Interview with I. FALQUE-PIERROTIN, President CNIL

Published in COMMUNICATIONS & STRATEGIES No. 88, 4th Quarter 2012

Summary of the issue: Information and Communication Technologies (ICT), and the Internet in particular, offer companies the ability to collect large amounts of data about their users, and to use this information as a key input for value creation. New business models based on gathering and aggregating personal data and leveraging big data technologies, lead to innovative market offerings. To become successful, they depend on disclosure (openness) and trust on the users' side. Though the disclosure of personal information might benefit consumers via, for example, better tailored services, openness also creates risks of abuse of personal data, ranging from increasing market power (e.g., due to price discrimination) to privacy breaches by the data holder, or even cybercrime from initiatives of rogue third parties.


Interview with Isabelle FALQUE-PIERROTIN
President, CNIL, France
Conducted by Vincent BONNEAU (IDATE, Montpellier)
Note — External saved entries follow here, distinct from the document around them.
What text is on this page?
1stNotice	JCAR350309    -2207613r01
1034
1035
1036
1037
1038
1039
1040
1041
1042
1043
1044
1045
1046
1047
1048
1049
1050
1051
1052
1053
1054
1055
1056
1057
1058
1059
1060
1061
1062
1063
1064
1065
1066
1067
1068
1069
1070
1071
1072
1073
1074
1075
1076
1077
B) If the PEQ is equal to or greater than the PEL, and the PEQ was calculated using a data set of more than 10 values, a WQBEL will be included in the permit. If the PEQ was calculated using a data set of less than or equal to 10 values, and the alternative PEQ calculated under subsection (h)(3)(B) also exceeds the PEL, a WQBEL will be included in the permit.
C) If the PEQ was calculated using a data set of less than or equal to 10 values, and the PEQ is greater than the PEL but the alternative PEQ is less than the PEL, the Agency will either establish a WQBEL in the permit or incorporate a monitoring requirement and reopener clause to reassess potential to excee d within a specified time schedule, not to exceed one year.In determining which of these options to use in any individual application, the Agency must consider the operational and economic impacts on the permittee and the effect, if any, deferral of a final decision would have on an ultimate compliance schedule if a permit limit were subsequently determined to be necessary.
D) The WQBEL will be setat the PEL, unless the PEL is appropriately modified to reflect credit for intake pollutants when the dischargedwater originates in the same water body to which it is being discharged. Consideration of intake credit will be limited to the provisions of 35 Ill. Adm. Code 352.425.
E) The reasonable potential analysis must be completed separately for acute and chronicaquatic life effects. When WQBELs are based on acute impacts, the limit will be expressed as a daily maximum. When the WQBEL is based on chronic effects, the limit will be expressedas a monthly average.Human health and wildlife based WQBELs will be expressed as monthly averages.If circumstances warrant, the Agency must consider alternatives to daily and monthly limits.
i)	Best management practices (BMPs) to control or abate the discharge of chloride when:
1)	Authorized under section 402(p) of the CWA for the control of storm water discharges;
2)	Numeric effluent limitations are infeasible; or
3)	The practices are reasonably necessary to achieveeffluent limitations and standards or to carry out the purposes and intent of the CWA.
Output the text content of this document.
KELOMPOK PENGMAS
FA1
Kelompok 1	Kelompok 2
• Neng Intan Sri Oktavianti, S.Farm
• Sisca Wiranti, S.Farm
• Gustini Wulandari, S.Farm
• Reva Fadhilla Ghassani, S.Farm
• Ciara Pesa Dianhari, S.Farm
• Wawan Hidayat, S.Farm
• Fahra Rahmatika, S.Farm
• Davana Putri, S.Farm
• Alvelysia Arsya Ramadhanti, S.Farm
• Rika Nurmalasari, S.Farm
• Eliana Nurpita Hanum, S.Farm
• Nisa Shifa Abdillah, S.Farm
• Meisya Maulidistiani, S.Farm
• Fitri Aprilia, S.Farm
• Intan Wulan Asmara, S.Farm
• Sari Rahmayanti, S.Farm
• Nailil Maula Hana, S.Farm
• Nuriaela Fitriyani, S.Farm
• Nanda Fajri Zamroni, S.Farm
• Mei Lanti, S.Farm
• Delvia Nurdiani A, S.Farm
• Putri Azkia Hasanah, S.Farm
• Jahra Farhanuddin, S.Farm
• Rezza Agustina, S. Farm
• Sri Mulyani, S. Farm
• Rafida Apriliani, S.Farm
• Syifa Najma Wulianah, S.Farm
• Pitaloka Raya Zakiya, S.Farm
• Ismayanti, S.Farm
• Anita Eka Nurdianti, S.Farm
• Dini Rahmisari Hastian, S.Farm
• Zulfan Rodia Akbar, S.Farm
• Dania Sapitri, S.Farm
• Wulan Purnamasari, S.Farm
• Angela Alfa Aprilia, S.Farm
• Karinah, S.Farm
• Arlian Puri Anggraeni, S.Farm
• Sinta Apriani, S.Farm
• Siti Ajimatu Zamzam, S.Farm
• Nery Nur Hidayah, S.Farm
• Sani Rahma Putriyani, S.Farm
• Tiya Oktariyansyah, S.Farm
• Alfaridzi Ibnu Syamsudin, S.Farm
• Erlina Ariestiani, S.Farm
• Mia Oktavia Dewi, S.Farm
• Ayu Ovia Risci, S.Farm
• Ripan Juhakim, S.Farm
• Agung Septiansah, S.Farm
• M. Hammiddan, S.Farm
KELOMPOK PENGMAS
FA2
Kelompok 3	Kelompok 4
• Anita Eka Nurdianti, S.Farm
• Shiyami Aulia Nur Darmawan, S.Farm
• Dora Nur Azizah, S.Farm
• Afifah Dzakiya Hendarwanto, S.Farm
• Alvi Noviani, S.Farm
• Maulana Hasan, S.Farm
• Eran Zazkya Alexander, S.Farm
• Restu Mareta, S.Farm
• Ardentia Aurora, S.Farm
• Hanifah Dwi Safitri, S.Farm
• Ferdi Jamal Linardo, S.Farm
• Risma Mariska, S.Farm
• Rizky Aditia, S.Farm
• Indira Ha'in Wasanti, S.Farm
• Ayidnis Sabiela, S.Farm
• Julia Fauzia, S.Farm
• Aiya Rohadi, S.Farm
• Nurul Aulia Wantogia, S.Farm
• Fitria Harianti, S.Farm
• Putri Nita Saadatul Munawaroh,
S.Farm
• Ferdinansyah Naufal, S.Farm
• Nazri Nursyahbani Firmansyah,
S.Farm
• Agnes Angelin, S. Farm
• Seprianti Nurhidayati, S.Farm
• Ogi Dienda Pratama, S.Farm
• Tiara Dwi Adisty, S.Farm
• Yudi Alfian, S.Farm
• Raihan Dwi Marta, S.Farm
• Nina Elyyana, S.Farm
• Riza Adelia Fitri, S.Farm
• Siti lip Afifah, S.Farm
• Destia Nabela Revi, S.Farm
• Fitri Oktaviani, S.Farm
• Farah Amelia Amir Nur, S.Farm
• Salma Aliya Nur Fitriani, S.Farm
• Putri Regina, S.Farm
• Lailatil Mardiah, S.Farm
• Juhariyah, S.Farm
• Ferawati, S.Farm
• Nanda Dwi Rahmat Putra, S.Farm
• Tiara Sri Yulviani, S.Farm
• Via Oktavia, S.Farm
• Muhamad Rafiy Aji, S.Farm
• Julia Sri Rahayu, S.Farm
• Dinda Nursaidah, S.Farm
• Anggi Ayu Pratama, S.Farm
> Discover the interview with Hal VARIAN Chief Economist at Google

C&S: What are the current key topics for CNIL when addressing privacy regulation (mobile, social, cloud, etc.)? Is big data specifically on the radar, or is it analysed like any other development?

CNIL, as all the data protection authorities, is addressing a wide array of key topics at the moment. As you have probably seen, we are currently having substantial discussions with some major internet platforms, like the ones we are having with Google, about their new privacy policies and the questions they raise regarding European data protection legislation. Biometrics is a major area of concerns, too. Also, cloud computing services have considerably developed the last few years and their use by companies raises new questions in terms of legal and risk management. Reacting to this trend, CNIL launched a public consultation on Cloud computing at the end of 2011, which resulted in the publication of a number of practical recommendations for companies using these new services [1] in order to ensure compliance with the applicable legal framework.
As for big data, it is a convenient way of tackling the emerging paradigm shift in data sciences and data economy. This is why CNIL approaches it not so much as a new topic of regulation per se, but rather as a way to describe the concept necessary to grasp the new economic and sociologic landscape that currently takes shape. This is why it is one of the major trends we are following within our innovation and foresight program, for example.

Can we consider that users are fully aware of the usage of their personal data by third parties? Do they measure the real risks but still arbitrate in favour or usage and innovation? Have they different reactions depending on type of service or personal data?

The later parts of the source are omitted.